Bei Patienten mit ADHS und Psychose

«Im extrem seltenen Fall, dass ein ADHS kombiniert mit einer Psychose bei einem Patienten auftritt, ist man gezwungen, den Nutzen und das Risiko der Therapien gegeneinander abzuwägen» so PD Dr. Burger. «Für das Vorgehen gibt es keine Leitlinie, man orientiert sich dabei nach Expertenmeinungen.» Ist ein Patient akut selbst- oder fremdgefährdend, halluzinierend, psychotisch oder wahnhaft, muss man jedenfalls den psychotischen Symptomen jedenfalls den Vorrang geben – die medikamentöse Einstellung der ADHS-Symptomatik ist dann zunächst zweitrangig.
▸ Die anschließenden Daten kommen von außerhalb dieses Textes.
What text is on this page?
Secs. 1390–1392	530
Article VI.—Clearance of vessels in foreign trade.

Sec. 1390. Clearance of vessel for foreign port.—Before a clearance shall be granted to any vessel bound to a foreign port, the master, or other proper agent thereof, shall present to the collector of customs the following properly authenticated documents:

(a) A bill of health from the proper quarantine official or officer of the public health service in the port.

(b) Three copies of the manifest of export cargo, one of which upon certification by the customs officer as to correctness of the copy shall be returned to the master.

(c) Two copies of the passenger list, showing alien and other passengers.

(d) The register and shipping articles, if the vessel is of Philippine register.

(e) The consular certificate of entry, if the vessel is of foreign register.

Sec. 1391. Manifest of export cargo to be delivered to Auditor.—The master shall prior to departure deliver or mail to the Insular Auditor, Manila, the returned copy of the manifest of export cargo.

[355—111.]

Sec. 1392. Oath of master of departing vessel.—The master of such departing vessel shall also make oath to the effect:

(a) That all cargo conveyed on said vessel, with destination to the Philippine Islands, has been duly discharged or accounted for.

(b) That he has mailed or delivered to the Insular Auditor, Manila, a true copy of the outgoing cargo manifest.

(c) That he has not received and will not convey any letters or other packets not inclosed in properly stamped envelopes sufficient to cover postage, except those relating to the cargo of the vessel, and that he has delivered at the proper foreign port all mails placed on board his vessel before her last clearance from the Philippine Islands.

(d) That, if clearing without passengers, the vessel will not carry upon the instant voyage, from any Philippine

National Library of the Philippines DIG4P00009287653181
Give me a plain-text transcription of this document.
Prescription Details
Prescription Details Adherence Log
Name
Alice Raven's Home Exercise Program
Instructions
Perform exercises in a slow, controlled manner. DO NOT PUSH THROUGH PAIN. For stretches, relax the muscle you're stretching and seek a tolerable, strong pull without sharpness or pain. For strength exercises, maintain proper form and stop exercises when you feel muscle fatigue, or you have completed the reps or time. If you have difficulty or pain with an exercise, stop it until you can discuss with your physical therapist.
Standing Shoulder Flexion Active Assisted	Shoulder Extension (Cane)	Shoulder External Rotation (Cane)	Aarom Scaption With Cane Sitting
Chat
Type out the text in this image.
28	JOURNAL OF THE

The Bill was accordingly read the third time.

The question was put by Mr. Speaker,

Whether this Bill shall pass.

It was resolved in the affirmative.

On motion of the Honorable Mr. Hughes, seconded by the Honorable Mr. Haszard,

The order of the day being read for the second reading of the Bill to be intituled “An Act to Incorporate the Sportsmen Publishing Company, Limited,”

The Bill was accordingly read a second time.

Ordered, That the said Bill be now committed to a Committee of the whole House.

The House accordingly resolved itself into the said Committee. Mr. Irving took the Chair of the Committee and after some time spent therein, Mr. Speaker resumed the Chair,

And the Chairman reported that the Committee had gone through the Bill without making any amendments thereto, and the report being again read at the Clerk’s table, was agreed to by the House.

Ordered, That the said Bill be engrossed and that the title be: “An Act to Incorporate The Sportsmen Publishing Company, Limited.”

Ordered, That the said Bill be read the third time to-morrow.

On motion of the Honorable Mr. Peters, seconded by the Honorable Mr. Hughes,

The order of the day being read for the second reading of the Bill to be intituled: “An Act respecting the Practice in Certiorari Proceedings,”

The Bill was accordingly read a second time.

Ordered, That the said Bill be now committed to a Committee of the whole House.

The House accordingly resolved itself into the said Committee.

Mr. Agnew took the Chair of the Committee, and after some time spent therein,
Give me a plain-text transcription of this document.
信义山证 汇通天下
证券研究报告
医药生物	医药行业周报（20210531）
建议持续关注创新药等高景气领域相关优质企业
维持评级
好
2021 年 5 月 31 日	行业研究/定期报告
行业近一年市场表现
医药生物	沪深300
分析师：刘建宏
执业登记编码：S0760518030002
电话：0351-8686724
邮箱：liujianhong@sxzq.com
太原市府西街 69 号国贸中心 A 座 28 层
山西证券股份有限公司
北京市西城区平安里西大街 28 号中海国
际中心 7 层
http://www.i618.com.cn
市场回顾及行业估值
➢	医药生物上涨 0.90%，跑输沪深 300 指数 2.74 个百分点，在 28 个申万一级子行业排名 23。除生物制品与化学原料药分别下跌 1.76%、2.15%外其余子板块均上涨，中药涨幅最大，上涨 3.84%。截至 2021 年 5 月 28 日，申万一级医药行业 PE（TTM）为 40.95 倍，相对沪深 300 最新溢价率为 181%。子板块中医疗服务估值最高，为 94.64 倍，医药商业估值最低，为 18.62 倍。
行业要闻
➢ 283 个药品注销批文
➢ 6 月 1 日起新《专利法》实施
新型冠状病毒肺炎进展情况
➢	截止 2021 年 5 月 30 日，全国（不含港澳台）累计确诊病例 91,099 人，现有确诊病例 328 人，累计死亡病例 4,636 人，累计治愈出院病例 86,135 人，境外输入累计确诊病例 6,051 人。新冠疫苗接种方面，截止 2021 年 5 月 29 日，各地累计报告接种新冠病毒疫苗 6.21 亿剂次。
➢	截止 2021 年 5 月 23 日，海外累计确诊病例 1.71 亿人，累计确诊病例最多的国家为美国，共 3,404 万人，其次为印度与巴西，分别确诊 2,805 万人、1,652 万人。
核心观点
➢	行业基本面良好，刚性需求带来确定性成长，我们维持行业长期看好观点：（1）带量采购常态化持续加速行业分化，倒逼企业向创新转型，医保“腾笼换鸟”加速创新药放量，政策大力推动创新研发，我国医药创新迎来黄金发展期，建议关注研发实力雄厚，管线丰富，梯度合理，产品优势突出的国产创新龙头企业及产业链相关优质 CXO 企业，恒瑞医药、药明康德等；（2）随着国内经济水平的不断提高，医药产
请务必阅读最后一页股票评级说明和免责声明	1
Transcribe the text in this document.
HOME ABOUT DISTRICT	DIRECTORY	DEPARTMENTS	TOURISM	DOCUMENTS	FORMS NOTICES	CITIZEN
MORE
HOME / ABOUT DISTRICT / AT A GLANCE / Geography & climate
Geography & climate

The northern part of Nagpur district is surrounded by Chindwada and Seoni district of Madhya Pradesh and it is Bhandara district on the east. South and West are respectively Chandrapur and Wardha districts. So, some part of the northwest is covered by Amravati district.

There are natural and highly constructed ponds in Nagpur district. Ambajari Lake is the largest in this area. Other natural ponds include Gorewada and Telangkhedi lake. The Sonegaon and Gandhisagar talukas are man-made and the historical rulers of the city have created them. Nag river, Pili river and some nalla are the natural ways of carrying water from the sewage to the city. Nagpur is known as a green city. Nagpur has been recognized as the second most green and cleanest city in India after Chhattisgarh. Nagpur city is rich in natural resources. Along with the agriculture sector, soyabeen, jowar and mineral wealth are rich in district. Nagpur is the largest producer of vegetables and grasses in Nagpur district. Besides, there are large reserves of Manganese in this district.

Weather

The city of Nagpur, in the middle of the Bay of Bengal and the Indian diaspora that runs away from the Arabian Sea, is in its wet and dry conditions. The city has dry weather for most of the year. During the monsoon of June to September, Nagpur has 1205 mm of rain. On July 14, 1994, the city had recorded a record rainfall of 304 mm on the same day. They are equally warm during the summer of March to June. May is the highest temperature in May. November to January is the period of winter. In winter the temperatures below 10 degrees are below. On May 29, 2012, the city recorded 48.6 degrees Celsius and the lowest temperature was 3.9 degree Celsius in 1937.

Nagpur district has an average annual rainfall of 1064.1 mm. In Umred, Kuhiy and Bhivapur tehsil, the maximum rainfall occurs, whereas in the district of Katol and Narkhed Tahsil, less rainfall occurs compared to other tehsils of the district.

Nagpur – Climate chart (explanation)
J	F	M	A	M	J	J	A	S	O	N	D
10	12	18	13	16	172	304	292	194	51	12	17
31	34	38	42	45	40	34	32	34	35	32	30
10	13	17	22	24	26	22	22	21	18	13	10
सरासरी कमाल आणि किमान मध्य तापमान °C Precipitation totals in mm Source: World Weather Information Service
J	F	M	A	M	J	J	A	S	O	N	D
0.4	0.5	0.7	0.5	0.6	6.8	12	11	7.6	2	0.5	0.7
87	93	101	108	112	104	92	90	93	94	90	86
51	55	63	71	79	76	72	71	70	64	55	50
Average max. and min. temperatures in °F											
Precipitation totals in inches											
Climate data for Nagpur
Bei der Wahl der Medikation sollte man weitere Risikofaktoren, die voraussichtliche Compliance und Komorbiditäten wie Sucht miteinbeziehen. Bei vorliegendem ADHS mit Psychose empfehlen sich als erstes Partialagonisten wie Aripiprazol, Amisulprid oder Cariprazin. Aber auch auf nicht-dopaminergre ADHS-Medikamente wie Atomoxetin oder Guanfacin (das eigentlich nur für Kinder zugelassen ist, aber bei Erwachsenen dann wahrscheinlich auch gute Chancen auf Bewilligung haben könnte) lässt sich zurückgreifen.